For the Fiscal Year (2020 - 2021), the Office of Chief Data Officer (OCDO), and Information Management and Technical Services (IMTS) co-sponsored an Artificial Intelligence (AI) pilot project to determine the extent to which AI, coupled with other data analytics techniques, can be used to gain insights, to automate tasks, and to optimize outcomes for different priority areas and business objectives at DFO. The project was funded through the 2020-21 Results Fund and was developed in partnership with programs and business areas within DFO. The results included the development of three proof of concepts:

  • Predictive models for detecting vessels’ fishing behavior, to fight noncompliance with fishing regulations.
  • A predictive model for the identification and classification of endangered North Atlantic Right Whale upcalls, to minimize vessels’ strike to endangered whales.
  • A predictive model for clustering ocean data, to advance ocean science.

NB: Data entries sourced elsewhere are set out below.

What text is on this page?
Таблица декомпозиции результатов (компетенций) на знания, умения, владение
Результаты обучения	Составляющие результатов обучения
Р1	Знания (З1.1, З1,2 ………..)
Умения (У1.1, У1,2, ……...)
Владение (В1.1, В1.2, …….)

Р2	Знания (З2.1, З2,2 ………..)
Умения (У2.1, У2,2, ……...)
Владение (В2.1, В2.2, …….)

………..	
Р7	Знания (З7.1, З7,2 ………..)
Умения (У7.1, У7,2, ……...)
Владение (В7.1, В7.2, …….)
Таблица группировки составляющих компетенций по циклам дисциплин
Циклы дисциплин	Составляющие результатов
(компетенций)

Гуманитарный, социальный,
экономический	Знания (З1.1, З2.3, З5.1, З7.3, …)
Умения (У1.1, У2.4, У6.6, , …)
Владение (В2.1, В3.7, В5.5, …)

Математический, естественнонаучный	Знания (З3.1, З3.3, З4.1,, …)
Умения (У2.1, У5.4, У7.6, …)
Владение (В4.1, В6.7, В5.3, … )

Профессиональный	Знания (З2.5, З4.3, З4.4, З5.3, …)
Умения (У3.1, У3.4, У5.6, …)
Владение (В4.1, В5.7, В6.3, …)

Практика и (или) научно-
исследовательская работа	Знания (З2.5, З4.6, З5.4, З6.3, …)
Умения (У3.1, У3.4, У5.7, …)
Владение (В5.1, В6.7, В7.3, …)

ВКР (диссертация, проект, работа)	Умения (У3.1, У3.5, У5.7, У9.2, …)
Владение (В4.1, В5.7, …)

Supported by the (2021 – 2022) Results Fund, the OCDO and IMTS are prototyping automated decision systems, based on the outcome of the AI pilot project. The effort includes defining an internal process to detect and mitigate bias, as a potential risk of ML-based automated decision systems. A case study is designed to apply this process to assess and mitigate bias in the predictive model for detecting vessels’ fishing behavior.

Eventually, in the long term, the goal will be to develop a comprehensive responsible AI framework to ensure responsible use of AI within DFO and to ensure compliance with Treasury’s Board directive on automated decision making.